Einem Spieler, dem das Prädikat “verletzungsanfällig“ anhängt, wird nach einer dergestalt schweren Verletzung nicht selten das Karriereende „weisgesagt“. Das ist dummes Zeug: Moravek ist mit 24 Jahren jung genug, um einen Kreuzbandriss zu überwinden und in alter Leistungsstärke zurück zu kommen. Sami Khedira hat sechs Monate nach der gleichen Verletzung in der Startelf von Real Madrid die Champions-League gewonnen und wäre wohl auch in der Weltmeisterelf gestanden, wenn er sich nicht vor dem Finale beim Warmmachen gezerrt hätte. Wenn man nach einer schweren Verletzung wieder zurückkommt, ist man gegen weitere Verletzungen nicht immun, aber auch nicht zwangsläufig verletzungsanfälliger als andere. Vieles ist vom Zufall bestimmt, der oft leichtfertig als „Schicksal“ bezeichnet wird.
Philip Lahm hatte zu Beginn seiner Karriere einen Ermüdungsbruch im Schienbein wegzustecken.
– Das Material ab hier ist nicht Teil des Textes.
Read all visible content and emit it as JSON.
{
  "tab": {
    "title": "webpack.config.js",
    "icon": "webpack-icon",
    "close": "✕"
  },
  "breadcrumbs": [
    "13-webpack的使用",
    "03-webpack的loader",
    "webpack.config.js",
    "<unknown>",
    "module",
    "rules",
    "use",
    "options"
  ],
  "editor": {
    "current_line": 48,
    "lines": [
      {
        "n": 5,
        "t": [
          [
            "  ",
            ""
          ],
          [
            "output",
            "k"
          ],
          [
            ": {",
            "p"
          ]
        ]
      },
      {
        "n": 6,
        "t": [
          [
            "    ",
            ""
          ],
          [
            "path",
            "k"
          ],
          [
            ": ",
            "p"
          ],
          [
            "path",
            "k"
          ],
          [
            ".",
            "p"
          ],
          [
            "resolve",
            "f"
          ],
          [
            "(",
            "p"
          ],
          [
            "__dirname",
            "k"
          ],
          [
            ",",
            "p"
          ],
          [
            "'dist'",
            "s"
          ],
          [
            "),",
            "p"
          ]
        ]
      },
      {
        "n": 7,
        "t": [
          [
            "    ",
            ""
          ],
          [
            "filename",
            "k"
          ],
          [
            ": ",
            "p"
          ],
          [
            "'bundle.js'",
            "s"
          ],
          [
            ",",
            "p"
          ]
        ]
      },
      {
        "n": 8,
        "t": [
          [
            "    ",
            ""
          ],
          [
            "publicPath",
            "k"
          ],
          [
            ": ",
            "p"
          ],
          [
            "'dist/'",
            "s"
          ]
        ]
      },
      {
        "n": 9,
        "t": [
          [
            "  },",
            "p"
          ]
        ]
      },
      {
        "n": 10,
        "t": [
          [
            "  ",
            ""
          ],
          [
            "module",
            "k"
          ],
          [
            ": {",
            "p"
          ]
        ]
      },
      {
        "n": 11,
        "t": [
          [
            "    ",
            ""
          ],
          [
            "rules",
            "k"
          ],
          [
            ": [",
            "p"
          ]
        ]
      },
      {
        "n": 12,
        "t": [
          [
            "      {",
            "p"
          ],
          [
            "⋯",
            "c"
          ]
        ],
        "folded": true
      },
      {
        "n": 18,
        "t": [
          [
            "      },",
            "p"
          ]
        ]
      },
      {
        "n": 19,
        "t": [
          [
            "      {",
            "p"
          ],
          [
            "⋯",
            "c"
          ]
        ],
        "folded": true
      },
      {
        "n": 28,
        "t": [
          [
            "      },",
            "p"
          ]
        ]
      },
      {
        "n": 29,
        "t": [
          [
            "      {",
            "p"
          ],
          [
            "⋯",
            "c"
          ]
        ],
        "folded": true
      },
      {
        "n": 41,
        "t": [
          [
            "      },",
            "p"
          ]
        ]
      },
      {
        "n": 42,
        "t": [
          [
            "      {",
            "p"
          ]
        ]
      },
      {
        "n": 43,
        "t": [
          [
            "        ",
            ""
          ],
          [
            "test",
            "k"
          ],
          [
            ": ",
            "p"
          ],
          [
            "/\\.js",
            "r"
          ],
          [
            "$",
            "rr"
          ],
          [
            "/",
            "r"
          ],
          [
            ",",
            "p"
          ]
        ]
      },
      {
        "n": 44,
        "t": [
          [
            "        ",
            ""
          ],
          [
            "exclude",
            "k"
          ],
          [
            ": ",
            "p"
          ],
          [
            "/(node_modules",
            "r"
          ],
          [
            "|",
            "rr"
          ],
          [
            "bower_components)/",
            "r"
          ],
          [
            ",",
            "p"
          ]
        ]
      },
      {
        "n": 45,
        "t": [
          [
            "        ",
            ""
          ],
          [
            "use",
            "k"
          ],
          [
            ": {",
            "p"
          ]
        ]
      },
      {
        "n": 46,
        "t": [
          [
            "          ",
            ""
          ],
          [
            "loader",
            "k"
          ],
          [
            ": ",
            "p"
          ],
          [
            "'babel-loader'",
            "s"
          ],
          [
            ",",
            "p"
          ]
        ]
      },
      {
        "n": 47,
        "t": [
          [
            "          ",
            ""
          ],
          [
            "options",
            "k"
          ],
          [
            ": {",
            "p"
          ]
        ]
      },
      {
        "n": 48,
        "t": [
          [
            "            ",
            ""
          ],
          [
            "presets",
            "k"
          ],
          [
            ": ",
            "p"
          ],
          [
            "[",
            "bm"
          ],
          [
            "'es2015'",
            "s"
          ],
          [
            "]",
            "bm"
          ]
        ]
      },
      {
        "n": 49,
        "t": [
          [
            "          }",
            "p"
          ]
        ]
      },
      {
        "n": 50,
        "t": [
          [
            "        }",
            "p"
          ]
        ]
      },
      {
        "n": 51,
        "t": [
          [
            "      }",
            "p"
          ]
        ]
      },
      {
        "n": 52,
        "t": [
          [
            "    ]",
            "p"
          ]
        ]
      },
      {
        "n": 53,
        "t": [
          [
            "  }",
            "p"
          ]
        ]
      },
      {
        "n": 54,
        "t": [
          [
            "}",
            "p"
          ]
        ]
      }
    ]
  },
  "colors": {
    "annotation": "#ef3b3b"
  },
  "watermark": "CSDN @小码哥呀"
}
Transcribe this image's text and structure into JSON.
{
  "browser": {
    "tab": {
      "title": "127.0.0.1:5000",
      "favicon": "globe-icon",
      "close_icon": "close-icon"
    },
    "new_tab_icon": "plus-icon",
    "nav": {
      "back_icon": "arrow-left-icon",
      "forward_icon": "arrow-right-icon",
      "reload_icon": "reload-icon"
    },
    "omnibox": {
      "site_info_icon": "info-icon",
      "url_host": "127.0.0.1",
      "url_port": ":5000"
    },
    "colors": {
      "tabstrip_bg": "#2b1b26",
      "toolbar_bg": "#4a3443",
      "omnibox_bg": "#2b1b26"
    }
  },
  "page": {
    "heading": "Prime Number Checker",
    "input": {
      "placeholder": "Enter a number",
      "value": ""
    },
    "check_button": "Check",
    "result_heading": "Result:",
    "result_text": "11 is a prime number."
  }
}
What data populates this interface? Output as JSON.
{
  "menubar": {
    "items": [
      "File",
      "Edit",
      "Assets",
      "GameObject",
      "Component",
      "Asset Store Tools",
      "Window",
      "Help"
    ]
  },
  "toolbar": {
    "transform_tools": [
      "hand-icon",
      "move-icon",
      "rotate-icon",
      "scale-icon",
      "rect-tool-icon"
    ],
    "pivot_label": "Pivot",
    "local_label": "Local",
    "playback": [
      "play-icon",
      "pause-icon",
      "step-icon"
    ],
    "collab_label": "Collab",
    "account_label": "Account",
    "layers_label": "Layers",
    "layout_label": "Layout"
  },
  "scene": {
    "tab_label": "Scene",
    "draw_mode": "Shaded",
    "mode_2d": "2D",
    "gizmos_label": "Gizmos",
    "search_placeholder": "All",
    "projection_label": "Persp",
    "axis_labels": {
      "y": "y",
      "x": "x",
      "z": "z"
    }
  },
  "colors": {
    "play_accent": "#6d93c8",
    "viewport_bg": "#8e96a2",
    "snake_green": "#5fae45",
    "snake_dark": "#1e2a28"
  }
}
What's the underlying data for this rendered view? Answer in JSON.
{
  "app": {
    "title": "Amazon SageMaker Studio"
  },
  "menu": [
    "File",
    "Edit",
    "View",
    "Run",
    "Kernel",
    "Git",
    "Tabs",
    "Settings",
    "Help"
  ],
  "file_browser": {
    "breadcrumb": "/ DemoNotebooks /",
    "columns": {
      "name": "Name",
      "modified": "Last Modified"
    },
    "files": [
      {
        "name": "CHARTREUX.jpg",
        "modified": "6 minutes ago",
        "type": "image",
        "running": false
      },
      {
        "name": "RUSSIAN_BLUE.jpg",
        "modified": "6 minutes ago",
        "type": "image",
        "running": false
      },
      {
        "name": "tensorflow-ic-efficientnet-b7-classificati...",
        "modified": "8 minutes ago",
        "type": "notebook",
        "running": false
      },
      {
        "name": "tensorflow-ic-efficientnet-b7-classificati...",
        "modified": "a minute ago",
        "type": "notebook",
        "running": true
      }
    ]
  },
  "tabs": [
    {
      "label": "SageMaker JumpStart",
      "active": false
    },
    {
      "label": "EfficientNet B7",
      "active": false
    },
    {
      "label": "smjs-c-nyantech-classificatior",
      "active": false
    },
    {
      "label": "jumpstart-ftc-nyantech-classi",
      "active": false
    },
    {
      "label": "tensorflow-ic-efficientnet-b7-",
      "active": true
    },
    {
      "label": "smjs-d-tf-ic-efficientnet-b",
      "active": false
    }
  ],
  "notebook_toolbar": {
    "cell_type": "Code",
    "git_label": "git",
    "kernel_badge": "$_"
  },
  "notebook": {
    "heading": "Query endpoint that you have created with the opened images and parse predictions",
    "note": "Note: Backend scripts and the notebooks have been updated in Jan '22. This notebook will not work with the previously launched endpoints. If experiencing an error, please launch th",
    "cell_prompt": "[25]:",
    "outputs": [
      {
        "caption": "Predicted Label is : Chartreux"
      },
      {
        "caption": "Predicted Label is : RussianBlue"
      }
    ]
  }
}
Lothar Matthäus überwand noch im reifen Fußballalter einen Kreuzbandriss. Aber es gab und gibt viele Fußballspieler, die aufgrund der Häufung ihrer Verletzungen ihre Karriere beenden mussten, und zwar in erster Linie deshalb, weil sie ihrem Körper nicht mehr vertrauen konnten. Sebastian Deisler ist der prominenteste unter ihnen.
Heinz Simmet spielte bei Köln 289 Bundesligaspiele in Folge (vom 14.10. 1967 bis 3.12.1977), ohne dass ihm dabei ein Haar gekrümmt wurde. Das ist der großartigste Rekord, den die Liga kennt. Dabei war Simmet kein leichtfüßiger Fußballer wie Ryan Giggs, sondern ein eisenharter Verteidiger, der mit seiner stillen und bescheidenen Art ein naher Verwandter Jan Moraveks sein könnte. Für Moravek beginnt heute die Stunde Null. Wenn er wieder im Kader steht, ist ihm seine erste verletzungsfreie Saison beim FCA zu wünschen. Und selbstverständlich eine zweite und dritte und falls Jan Moravek tatsächlich mit 29 Jahren in Augsburg seine vierte Bundesligasaison in Folge spielen sollte, könnte man die nun folgende schwere Zeit nicht im schwerblütigen Duktus eines Dramas erzählen, sondern im Tonfall einer Anekdote. – Die Karriere des Jan Moravek wäre mehr als die Geschichte eines außergewöhnlichen Talents, wenn sie noch einmal eine positive Wendung nehmen würde.